"Sekarang kamu begitu ya! Membanding-bandingkanku dengan wanita yang lebih cantik! Ok fine, aku akan perawatan lagi! Asalkan suamiku kaya..."
"Bukan itu, Rinjani Magenta. Aku ingin kamu memasak untukku."
Paras Rinjani merah padam. Malunya salah persepsi. Dia pikir, Reinhard mulai berpaling ke perempuan seksi.

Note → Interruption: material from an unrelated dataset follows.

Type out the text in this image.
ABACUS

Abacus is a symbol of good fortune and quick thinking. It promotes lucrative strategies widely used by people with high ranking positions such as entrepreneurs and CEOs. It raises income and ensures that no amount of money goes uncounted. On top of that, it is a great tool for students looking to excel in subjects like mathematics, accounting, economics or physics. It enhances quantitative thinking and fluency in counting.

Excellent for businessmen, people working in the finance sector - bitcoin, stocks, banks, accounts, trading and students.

Selama ini, Rinjani tak pernah memasak untuk Reinhard. Selalu saja dia mengarang alasan. Waktu masih bekerja di bank, Rinjani menolak memasakkan sesuatu untuk Reinhard dengan alasan sibuk. Kini, setelah resign dan bekerja dari rumah, Rinjani tak mau memasak dengan alasan harus stand by dengan online shop. Semua alasan itu terkesan dibuat-buat menurut Reinhard.
"Aku ingin seperti tetangga kita," keluh Reinhard seraya membanting tubuhnya ke sofa. Ucapannya disambuti dengusan angkuh Rinjani.
"Rumput tetangga memang lebih hijau." timpalnya sarkastik.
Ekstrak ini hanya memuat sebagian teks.